Suppression of meiotic crossovers in pericentromeric heterochromatin requires synaptonemal complex and meiotic recombination factors in Drosophila melanogaster

The centromere effect (CE) is a meiotic phenomenon that ensures meiotic crossover suppression in pericentromeric regions. Despite being a critical safeguard against nondisjunction, the mechanisms behind the CE remain unknown. Previous studies found that different regions of the Drosophila pericentromere, encompassing proximal euchromatin, beta, and alpha heterochromatin, undergo varying levels of crossover suppression, raising the question of whether distinct mechanisms establish the CE in different regions.

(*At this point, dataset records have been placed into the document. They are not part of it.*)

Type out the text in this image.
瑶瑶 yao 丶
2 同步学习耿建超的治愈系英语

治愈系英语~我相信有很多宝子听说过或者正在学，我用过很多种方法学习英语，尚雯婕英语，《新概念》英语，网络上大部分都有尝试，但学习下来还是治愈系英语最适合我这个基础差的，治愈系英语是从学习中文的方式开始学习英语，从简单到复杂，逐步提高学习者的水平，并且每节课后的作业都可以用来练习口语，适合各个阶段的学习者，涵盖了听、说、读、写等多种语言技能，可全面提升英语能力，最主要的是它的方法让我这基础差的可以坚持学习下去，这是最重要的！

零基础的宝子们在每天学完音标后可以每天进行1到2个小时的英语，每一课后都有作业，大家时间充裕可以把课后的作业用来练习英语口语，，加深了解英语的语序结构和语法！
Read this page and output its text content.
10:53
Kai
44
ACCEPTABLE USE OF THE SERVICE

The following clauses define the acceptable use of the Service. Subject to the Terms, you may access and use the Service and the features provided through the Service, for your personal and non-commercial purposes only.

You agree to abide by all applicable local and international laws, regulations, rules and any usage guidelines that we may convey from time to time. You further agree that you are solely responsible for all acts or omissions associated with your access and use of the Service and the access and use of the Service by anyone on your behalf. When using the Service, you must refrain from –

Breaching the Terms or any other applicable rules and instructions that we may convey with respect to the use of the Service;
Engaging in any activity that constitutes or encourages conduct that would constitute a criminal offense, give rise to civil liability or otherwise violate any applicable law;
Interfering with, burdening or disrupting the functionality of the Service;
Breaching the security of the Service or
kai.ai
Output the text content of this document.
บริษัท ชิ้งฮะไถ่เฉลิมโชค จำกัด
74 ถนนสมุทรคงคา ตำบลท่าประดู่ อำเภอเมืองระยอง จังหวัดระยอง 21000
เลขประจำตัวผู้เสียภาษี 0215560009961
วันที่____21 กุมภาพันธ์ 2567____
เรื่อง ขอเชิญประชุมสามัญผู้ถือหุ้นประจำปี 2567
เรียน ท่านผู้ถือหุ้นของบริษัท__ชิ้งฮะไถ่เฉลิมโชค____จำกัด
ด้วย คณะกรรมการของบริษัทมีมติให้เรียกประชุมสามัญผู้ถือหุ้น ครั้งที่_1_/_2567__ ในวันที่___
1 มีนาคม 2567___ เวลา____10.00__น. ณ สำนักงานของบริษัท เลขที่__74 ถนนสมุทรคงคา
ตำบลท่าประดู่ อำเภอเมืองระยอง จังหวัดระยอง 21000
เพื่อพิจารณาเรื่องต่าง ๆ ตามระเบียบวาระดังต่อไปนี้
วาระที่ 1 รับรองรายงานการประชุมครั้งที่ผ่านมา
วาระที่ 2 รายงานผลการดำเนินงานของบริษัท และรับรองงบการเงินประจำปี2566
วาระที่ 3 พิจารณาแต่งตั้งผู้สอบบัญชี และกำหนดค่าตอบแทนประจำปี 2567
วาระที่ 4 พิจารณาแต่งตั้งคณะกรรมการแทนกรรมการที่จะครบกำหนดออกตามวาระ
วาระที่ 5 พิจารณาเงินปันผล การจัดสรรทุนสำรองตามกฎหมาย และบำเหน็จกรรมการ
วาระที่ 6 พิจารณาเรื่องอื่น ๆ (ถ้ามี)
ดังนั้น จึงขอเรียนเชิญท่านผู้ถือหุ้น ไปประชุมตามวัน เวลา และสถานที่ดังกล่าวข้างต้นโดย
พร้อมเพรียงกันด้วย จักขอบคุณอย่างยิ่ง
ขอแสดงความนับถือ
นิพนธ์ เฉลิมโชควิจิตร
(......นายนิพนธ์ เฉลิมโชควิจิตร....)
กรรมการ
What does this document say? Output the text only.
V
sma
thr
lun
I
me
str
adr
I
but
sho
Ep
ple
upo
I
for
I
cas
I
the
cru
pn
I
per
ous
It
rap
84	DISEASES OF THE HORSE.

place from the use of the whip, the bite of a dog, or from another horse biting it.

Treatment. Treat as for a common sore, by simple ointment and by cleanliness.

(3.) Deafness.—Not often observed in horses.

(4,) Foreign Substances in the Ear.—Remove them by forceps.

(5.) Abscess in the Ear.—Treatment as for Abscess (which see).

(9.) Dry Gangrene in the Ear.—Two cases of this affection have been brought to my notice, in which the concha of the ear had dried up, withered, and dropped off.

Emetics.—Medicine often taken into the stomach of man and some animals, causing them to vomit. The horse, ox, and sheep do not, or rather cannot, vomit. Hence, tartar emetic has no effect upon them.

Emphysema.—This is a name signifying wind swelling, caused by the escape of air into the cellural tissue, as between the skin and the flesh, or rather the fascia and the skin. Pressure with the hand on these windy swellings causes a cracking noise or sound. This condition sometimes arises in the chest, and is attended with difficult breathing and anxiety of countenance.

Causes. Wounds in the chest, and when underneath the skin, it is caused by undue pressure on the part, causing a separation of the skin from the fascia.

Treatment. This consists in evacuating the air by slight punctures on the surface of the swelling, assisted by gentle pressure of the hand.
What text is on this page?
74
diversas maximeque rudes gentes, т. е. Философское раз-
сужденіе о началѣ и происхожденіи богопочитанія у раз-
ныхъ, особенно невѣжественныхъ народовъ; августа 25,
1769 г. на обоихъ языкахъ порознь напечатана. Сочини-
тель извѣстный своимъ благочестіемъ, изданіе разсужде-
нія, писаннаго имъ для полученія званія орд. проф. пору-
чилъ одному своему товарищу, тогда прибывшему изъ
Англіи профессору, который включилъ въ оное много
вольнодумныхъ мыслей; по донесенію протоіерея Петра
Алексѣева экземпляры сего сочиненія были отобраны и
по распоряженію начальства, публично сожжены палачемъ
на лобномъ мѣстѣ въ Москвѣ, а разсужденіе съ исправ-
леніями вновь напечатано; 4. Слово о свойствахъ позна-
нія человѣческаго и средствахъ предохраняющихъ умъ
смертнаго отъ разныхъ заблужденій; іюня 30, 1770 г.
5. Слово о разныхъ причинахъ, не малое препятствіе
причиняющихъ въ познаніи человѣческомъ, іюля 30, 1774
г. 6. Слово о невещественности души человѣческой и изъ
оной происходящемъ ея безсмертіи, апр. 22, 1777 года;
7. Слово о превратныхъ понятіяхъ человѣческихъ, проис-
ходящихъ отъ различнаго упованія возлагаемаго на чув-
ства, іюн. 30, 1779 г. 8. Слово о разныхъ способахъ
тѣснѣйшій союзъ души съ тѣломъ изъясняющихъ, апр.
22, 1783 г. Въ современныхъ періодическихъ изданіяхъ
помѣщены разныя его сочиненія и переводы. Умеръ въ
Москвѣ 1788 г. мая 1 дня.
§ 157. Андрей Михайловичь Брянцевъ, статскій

We asked whether different pericentromeric regions respond differently to mutations that impair features that may play a role in the CE. In flies with a mutation that affects the synaptonemal complex (SC), a structure that is hypothesized to have roles in recombination and crossover patterning, we observed a redistribution of pericentromeric crossovers from proximal euchromatin towards beta heterochromatin but not alpha heterochromatin, indicating a role for the SC in suppressing crossovers in beta heterochromatin. In flies mutant for mei-218 or rec, which encode components of a critical pro-crossover complex, there was a more extreme redistribution of pericentromeric crossovers towards both beta and alpha heterochromatin, suggesting an important role for these meiotic recombination factors in suppressing heterochromatic crossovers. We mapped crossovers in flies mutant for Su(var)3-9, which encodes histone H3-lysine-9 methyltransferase. Although we expected strong alleviation of crossover suppression in heterochromatin, no changes in pericentromeric crossover distribution were observed in this mutant, indicating that this vital heterochromatin factor is dispensable for preventing crossovers in heterochromatin. Thus, in Drosophila. melanogaster the meiotic machinery seems to play a more significant role in suppressing centromere-proximal crossovers than chromatin state.